RedForge is a local AI red-teaming and security evaluation platform for Large Language Models running through Ollama.
It automatically tests models against prompt-injection attacks, jailbreak attempts, data-leakage probes, and hallucination benchmarks, then generates security scores, benchmark reports, and vulnerability analytics.
Everything runs locally.
No cloud APIs.
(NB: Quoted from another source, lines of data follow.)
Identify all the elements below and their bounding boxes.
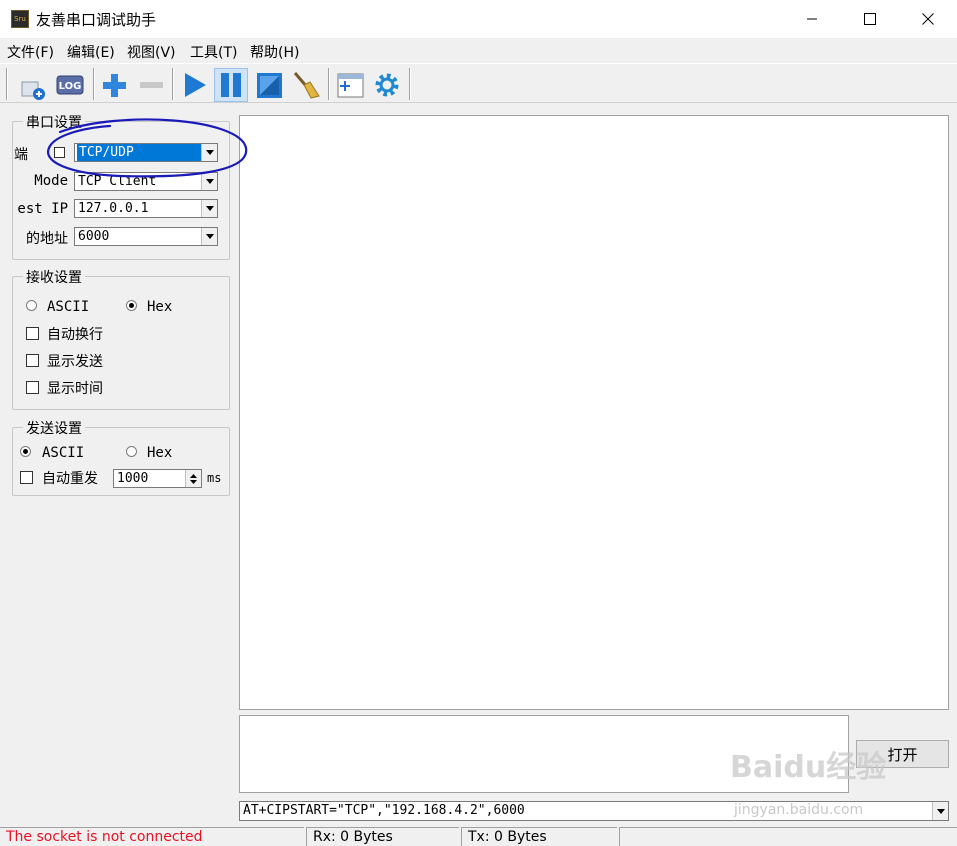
- maximize-button[interactable]: [841, 0, 899, 38]
- close-icon: [922, 13, 934, 25]
- minimize-icon: [807, 18, 817, 20]
- toolbar-separator: [172, 68, 174, 100]
- new-window-icon: [21, 81, 45, 100]
- command-value: AT+CIPSTART="TCP","192.168.4.2",6000: [243, 803, 525, 818]
- menu-edit[interactable]: 编辑(E): [67, 42, 115, 62]
- send-ascii-radio[interactable]: [20, 446, 31, 457]
- resend-interval-value: 1000: [117, 471, 149, 486]
- receive-hex-radio[interactable]: [126, 300, 137, 311]
- menu-view[interactable]: 视图(V): [127, 42, 176, 62]
- dest-ip-label: est IP: [17, 201, 68, 217]
- status-empty: [619, 827, 939, 846]
- receive-ascii-label: ASCII: [47, 299, 90, 315]
- app-icon[interactable]: Sru: [11, 10, 29, 28]
- send-hex-label: Hex: [147, 445, 173, 461]
- clear-button[interactable]: [289, 68, 323, 102]
- window-button[interactable]: [252, 68, 286, 102]
- plus-icon: [103, 74, 126, 97]
- show-time-checkbox[interactable]: [26, 381, 39, 394]
- layout-button[interactable]: [333, 68, 367, 102]
- maximize-icon: [864, 13, 876, 25]
- port-select[interactable]: TCP/UDP: [74, 143, 218, 162]
- close-button[interactable]: [899, 0, 957, 38]
- auto-wrap-label: 自动换行: [47, 327, 103, 343]
- resend-interval-spinner[interactable]: 1000: [113, 469, 202, 488]
- port-address-select[interactable]: 6000: [74, 227, 218, 246]
- size-grip-icon[interactable]: [939, 827, 957, 846]
- log-button[interactable]: LOG: [53, 68, 87, 102]
- interval-unit: ms: [207, 471, 222, 485]
- receive-settings-group: 接收设置: [12, 267, 230, 410]
- dest-ip-value: 127.0.0.1: [78, 201, 149, 216]
- minimize-button[interactable]: [783, 0, 841, 38]
- pause-icon: [221, 73, 241, 97]
- receive-ascii-radio[interactable]: [26, 300, 37, 311]
- menu-tools[interactable]: 工具(T): [190, 42, 237, 62]
- baidu-watermark: Baidu经验 jingyan.baidu.com: [730, 742, 940, 826]
- watermark-url: jingyan.baidu.com: [734, 802, 864, 818]
- menu-bar: 文件(F) 编辑(E) 视图(V) 工具(T) 帮助(H): [0, 38, 957, 62]
- window-title: 友善串口调试助手: [36, 11, 157, 29]
- auto-resend-label: 自动重发: [42, 471, 98, 487]
- settings-button[interactable]: [370, 68, 404, 102]
- status-message: The socket is not connected: [0, 827, 304, 846]
- toolbar-separator: [6, 68, 8, 100]
- title-bar: Sru 友善串口调试助手: [0, 0, 957, 38]
- toolbar-separator: [409, 68, 411, 100]
- chevron-down-icon: [201, 144, 217, 161]
- chevron-down-icon: [201, 200, 217, 217]
- show-send-label: 显示发送: [47, 354, 103, 370]
- play-icon: [185, 73, 206, 97]
- send-hex-radio[interactable]: [126, 446, 137, 457]
- toolbar-separator: [328, 68, 330, 100]
- settings-gear-icon: [375, 73, 399, 97]
- auto-wrap-checkbox[interactable]: [26, 327, 39, 340]
- port-value: TCP/UDP: [77, 144, 201, 161]
- new-window-button[interactable]: [16, 68, 50, 102]
- menu-help[interactable]: 帮助(H): [250, 42, 299, 62]
- start-button[interactable]: [177, 68, 211, 102]
- port-label: 端: [14, 147, 28, 163]
- status-rx: Rx: 0 Bytes: [306, 827, 459, 846]
- auto-resend-checkbox[interactable]: [20, 471, 33, 484]
- mode-value: TCP Client: [78, 174, 157, 189]
- show-time-label: 显示时间: [47, 381, 103, 397]
- broom-icon: [293, 72, 320, 99]
- port-address-label: 的地址: [26, 231, 68, 247]
- minus-icon: [140, 82, 163, 88]
- window-icon: [257, 73, 282, 98]
- watermark-brand: Baidu经验: [730, 750, 887, 785]
- log-label: LOG: [59, 81, 82, 92]
- pause-button[interactable]: [214, 68, 248, 102]
- layout-icon: [337, 73, 364, 98]
- log-icon: LOG: [56, 75, 84, 95]
- chevron-down-icon: [201, 228, 217, 245]
- add-button[interactable]: [97, 68, 131, 102]
- serial-settings-title: 串口设置: [23, 112, 85, 132]
- send-settings-title: 发送设置: [23, 418, 85, 438]
- mode-label: Mode: [34, 173, 68, 189]
- port-checkbox[interactable]: [54, 147, 65, 158]
- mode-select[interactable]: TCP Client: [74, 172, 218, 191]
- spinner-arrows-icon[interactable]: [185, 470, 201, 487]
- dest-ip-select[interactable]: 127.0.0.1: [74, 199, 218, 218]
- port-address-value: 6000: [78, 229, 110, 244]
- receive-hex-label: Hex: [147, 299, 173, 315]
- send-ascii-label: ASCII: [42, 445, 85, 461]
- receive-textarea[interactable]: [239, 115, 949, 710]
- toolbar-separator: [93, 68, 95, 100]
- status-bar: The socket is not connected Rx: 0 Bytes …: [0, 826, 957, 846]
- menu-file[interactable]: 文件(F): [7, 42, 54, 62]
- status-tx: Tx: 0 Bytes: [461, 827, 617, 846]
- remove-button[interactable]: [134, 68, 168, 102]
- show-send-checkbox[interactable]: [26, 354, 39, 367]
- toolbar: LOG: [0, 63, 957, 103]
- chevron-down-icon: [201, 173, 217, 190]
- receive-settings-title: 接收设置: [23, 267, 85, 287]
No external inference. No model data leaves your machine.
Most AI projects stop at building a chatbot.
I wanted to understand how secure and reliable local LLMs actually are.
RedForge attacks models, evaluates their responses, measures failure rates, and compares different models under the same benchmark conditions.
- 28 adversarial attacks across 4 categories
- Multi-model benchmarking
- Prompt injection testing
- Jailbreak evaluation
- Hallucination assessment
- LLM-as-a-Judge scoring
- Security leaderboards
- Historical performance tracking
- Autonomous red-team agent
- PDF and JSON reporting
- RedForge-Bench-V1 (800 benchmark cases)
| Model | Security Score |
|---|---|
| Qwen3:8b | 93.2 |
| Gemma | 76.7 |
| Llama3 | 70.5 |
Most vulnerable category across tested models:
Prompt Injection (27.6% average failure rate)
Benchmark configuration: 3 models, 3 categories, 20 cases per category, 60 benchmark cases per model.